The area calculated with the formula: Height * Length

The following area is calculated for walls and curtain walls:

The area calculated with the formula: Height * Length

The following special areas are calculated for spaces:

The area of the downward pointing surfaces of the object.

The area of the vertical surfaces of the object.

Calculated only if there are so called space boundaries in the model. The area used is the area of the space boundaries. If calculating a boundary area fails for some reason, then the area of the relating object is used. If that fails, then the bounding box area of the relating object is used.

Area, sides, gross (Simplebim) – Area, openings (Simplebim).

Area, sides, net (Simplebim) / Thickness (Simplebim).

The following special areas are calculated for the slabs:

The total area of all the surfaces of the object.

The total area of all the side surfaces of the object excluding upward and downward pointing surfaces.

The area of the upward pointing top most surface of the object.

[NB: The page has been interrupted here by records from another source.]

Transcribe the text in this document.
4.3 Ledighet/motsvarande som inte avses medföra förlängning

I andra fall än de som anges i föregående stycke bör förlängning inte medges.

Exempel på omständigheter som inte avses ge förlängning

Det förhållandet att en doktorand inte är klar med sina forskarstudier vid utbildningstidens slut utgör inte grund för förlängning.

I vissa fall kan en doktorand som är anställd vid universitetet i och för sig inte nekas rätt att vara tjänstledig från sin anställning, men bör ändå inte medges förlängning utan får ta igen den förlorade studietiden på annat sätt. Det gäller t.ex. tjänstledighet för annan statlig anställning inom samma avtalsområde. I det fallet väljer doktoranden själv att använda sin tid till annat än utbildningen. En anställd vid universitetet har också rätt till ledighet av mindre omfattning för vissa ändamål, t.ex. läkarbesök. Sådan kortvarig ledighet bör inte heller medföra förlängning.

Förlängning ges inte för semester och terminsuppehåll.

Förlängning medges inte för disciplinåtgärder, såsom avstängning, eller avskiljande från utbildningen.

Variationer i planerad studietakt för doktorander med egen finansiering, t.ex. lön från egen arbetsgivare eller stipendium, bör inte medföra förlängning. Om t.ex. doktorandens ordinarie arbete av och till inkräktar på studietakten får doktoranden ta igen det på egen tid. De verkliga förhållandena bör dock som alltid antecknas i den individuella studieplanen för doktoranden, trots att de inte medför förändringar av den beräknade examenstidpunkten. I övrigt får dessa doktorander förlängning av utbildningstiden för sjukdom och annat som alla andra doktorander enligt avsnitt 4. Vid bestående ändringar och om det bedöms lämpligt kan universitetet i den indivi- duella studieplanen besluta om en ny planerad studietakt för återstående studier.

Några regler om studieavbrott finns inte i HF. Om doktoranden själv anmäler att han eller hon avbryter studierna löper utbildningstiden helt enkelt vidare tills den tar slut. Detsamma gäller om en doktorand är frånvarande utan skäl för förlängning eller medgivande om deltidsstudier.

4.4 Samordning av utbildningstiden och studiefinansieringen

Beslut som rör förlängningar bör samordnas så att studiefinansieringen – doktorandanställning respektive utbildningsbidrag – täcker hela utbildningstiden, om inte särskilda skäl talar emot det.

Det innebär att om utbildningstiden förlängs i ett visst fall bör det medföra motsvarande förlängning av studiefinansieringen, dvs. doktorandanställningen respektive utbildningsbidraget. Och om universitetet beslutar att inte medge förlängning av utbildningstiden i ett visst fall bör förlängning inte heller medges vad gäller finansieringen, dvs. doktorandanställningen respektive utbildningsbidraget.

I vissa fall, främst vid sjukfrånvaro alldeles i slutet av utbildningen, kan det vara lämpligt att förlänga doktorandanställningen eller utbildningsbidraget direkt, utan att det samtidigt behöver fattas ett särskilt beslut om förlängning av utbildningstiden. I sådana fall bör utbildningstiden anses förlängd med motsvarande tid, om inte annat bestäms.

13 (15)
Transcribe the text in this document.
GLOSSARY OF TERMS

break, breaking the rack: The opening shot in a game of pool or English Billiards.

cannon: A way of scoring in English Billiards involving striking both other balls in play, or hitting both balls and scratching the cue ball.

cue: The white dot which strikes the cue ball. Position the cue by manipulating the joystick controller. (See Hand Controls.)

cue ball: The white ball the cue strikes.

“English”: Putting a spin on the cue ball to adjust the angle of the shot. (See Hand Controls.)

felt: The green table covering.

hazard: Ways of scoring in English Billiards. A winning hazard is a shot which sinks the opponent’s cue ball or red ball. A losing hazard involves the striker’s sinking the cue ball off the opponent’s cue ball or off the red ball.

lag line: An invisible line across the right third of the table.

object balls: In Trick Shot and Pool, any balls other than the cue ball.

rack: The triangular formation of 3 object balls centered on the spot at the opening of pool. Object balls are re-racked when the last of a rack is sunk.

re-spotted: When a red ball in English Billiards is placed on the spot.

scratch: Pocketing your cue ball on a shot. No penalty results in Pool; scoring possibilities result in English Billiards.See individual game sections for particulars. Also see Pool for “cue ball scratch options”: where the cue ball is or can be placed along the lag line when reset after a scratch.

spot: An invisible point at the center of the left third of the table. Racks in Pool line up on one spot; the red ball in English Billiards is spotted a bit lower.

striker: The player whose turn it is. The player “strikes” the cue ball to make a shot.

The area of the single largest surface of the object.

Even if the object is modeled from multiple separate parts, the largest surface will still select only one surface of all the surfaces combined – the largest one.

The special character of doors and windows is that they usually are modeled inside a hosting object. This also means, that they usually have a logical connection to the hosting object (for example wall or slab). Furthermore windows and door usually have a logical connection to an opening element, which has been used for subtracting the opening from the host object’s geometry.

Because of this the doors and windows have three different areas. Which one you want to use, depends on of course your use case. Sometimes you need the area and dimensions of the actual product, which may be modeled taken into account the mounting allowance. Sometimes you need the measures of the opening, which doesn't take into account the mounting allowance.

In addition to the area measure and dimensions for the product and opening, there's an area calculated based on the largest dimensions of the product. The latter one is mostly meant to be used as fallback, if the other two areas fail.

The gross area of the product inside the opening excluding for example the outside window sills.

The largest horizontal dimension of the product.

The largest vertical dimension of the product.

The gross area of the opening, if the product is connected to an opening object.

The largest horizontal dimension of the opening, if the product is connected to an opening object.

The largest vertical dimension of the opening, if the product is connected to an opening object.